For production RL training, use openai_chat_completions_token — it’s the tried-and-tested path with broad model coverage. The renderer client is newer and offers stronger token-preservation guarantees in theory, but is experimental: hand-coded renderers exist only for a subset of models, and corner cases are still being shaken out. See reference § Built-in Clients for the full list.

Common Issues

Non-Increasing Chat Templates: The Qwen3 and DeepSeek-R1 model series both remove <think> sections from messages when processing inputs, which violates the increasing context requirement for multi-turn training.
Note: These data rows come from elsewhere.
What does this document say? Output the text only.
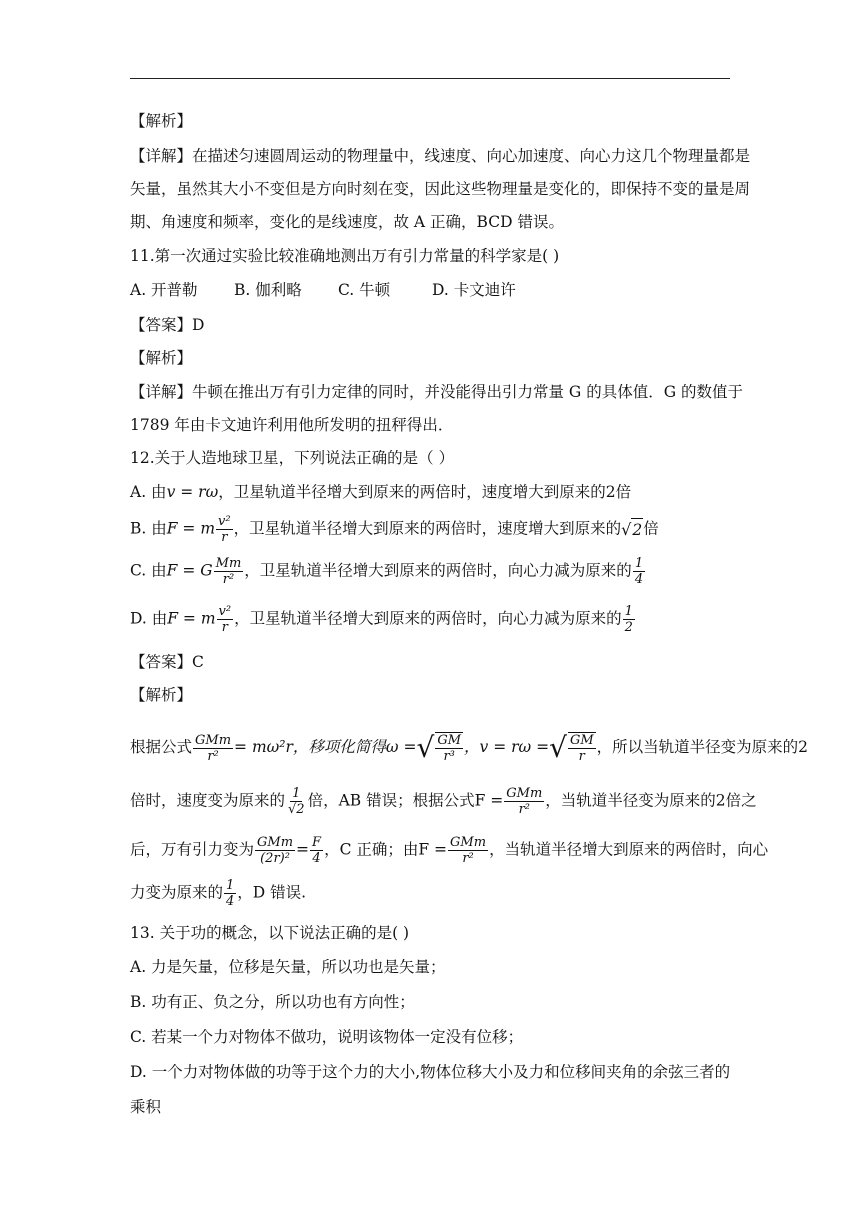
【解析】
【详解】在描述匀速圆周运动的物理量中，线速度、向心加速度、向心力这几个物理量都是
矢量，虽然其大小不变但是方向时刻在变，因此这些物理量是变化的，即保持不变的量是周
期、角速度和频率，变化的是线速度，故 A 正确，BCD 错误。
11.第一次通过实验比较准确地测出万有引力常量的科学家是( )
A. 开普勒 B. 伽利略 C. 牛顿	D. 卡文迪许
【答案】D
【解析】
【详解】牛顿在推出万有引力定律的同时，并没能得出引力常量 G 的具体值．G 的数值于
1789 年由卡文迪许利用他所发明的扭秤得出．
12.关于人造地球卫星，下列说法正确的是（ ）
A. 由v = rω，卫星轨道半径增大到原来的两倍时，速度增大到原来的2倍
B. 由F = m $\frac{\text{v²}}{r}$ ，卫星轨道半径增大到原来的两倍时，速度增大到原来的 √ 2 倍
C. 由F = G $\frac{Mm}{\text{r²}}$ ，卫星轨道半径增大到原来的两倍时，向心力减为原来的 $\frac{1}{4}$
D. 由F = m $\frac{\text{v²}}{r}$ ，卫星轨道半径增大到原来的两倍时，向心力减为原来的 $\frac{1}{2}$
【答案】C
【解析】
根据公式 $\frac{\text{GMm}}{\text{r²}} = m\omega^2r$，移项化简得ω = √ $\frac{GM}{\text{r³}}$ ，v = rω = √ $\frac{GM}{r}$ ，所以当轨道半径变为原来的2
倍时，速度变为原来的 $\frac{1}{√2}$ 倍，AB 错误；根据公式$F = \frac{\text{GMm}}{\text{r²}}$ ，当轨道半径变为原来的2倍之
后，万有引力变为 $\frac{\text{GMm}}{\text{(2r)²}} = \frac{F}{4}$ ，C 正确；由$F = \frac{\text{GMm}}{\text{r²}}$ ，当轨道半径增大到原来的两倍时，向心
力变为原来的 $\frac{1}{4}$ ，D 错误.
13. 关于功的概念，以下说法正确的是( )
A. 力是矢量，位移是矢量，所以功也是矢量；
B. 功有正、负之分，所以功也有方向性；
C. 若某一个力对物体不做功，说明该物体一定没有位移；
D. 一个力对物体做的功等于这个力的大小,物体位移大小及力和位移间夹角的余弦三者的
乘积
We provide versions of many of these models with modified chat templates here. OOM during generation:
  • Reduce rollouts_per_example or micro_batch_size
  • Use LoRA instead of full finetuning
  • Check vLLM server has sufficient memory
Training instability:
  • Decrease learning rate
  • Increase rollouts_per_example
  • Increase batch_size
Slow training:
  • Increase learning rate
  • Leverage continuous rewards
  • Use online difficulty filtering
  • Calibrate difficulty appropriately via smarter models, easier tasks

Other Trainers

verifiers is intended to be largely trainer-agnostic and is straightforward to support for any trainer which can expose an OpenAI-compatible inference client for rollouts.

vf.RLTrainer (Legacy)

The legacy vf.RLTrainer still exists for educational and experimental purposes via the optional verifiers-rl package and the legacy RL CLI entrypoint, but it is not actively maintained. It is a compact single-node async RL trainer with a narrower feature set than production trainers. Its core implementation (trainer.py and orchestrator.py under packages/verifiers-rl/verifiers_rl/rl/trainer/) remains intentionally lightweight for algorithm experimentation. For production training and current guidance, use prime-rl.

Tinker

Tinker supports Verifiers environments via the tinker-cookbook recipes.

SkyRL

SkyRL supports Verifiers environments via its skyrl-train integration.

rLLM

rLLM supports Verifiers environments with both verl (local GPU) and Tinker (remote GPU) backends.